In summary of the above, either a solely anatomical or functional approach in the evaluation of CAD has its limitations. Therefore, a hybrid assessment could provide complementary rather than overlapping information. The limited number of studies on the diagnostic value of PET/CT seem to confirm the theoretical enhanced accuracy as compared with either modality alone [18, 19, 70, 71]. Other studies revealed analogous improvement of diagnostic performance when fusing SPECT and CCTA [72, 73]. It is shown that especially the moderate specificity of CCTA benefits from the use of hybrid imaging and results in a more judicious referral pattern for invasive coronary angiography [74‐76].

In the absence of prognostic data on hybrid PET/CT, the results from hybrid SPECT/CT studies indicate an enhanced risk stratification compared to standalone modalities [75, 77, 78]. This holds particularly true when either perfusion or angiographic imaging exhibit equivocal results.

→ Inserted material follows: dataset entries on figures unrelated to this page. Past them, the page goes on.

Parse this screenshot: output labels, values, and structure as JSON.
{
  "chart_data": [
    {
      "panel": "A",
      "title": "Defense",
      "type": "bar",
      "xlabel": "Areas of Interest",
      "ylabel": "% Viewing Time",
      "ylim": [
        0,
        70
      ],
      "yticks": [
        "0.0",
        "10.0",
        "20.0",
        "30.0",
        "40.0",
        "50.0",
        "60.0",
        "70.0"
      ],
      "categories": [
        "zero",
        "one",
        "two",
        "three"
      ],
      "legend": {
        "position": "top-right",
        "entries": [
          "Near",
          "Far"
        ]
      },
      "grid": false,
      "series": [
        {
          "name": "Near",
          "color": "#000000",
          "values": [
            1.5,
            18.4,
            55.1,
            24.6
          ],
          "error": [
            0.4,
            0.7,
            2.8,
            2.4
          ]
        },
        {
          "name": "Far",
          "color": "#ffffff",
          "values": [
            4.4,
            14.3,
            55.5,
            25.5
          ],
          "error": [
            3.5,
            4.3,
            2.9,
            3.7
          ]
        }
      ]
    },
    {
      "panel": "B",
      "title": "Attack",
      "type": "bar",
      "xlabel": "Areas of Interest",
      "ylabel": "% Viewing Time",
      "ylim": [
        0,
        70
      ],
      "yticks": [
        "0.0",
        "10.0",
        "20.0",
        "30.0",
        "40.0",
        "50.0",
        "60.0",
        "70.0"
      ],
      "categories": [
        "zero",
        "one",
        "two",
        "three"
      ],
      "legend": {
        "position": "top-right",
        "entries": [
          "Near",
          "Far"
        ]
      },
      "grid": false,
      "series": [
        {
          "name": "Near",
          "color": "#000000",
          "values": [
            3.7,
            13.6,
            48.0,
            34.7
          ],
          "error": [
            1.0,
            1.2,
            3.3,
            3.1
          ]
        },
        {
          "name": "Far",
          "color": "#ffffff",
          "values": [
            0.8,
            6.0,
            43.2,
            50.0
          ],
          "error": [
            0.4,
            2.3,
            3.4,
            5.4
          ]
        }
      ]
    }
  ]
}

Kim et al. [77] demonstrated incremental prognostic value of sequential SPECT and CCTA in 1295 patients with suspected CAD. However, there was no significant additive value in the case of either stenosis ≥90% on CCTA or SSS ≥ 4 on SPECT. Figure 5 illustrates an example of both standalone modalities as well as hybrid imaging in comparison with invasive coronary angiography.

Interestingly, CT and CMR imaging provide alternative approaches with the possibility of assessing both anatomy and perfusion using a single imaging modality. For CT, the assessment of coronary anatomy can be combined with myocardial perfusion. But the acquisition of such a dynamic first pass sequence comes at the cost of high patient radiation burden, next to the aforementioned unfavorable contrast agent characteristics for CT. A recent multicenter trial, however, showed that CT perfusion using a 320-slice CT scanner improved diagnostic accuracy over CCTA alone [79]. CMR does not have the issue with ionizing radiation and can be combined with e.g. the evaluation of LV and valvular function. In a recent trial, the diagnostic accuracy of CMR in the detection of CAD was found to be superior to SPECT [31]. Still, also CMR perfusion faces multiple technical issues such as imaging artifacts, incomplete coverage of the LV and, as mentioned before, the gadolinium contrast agent impedes accurate MBF measurements with the corresponding disadvantages as compared to PET. Furthermore, not every patient is eligible to undergo CMR because of claustrophobia and contraindications such as pacemakers and implantable cardiac defibrillators.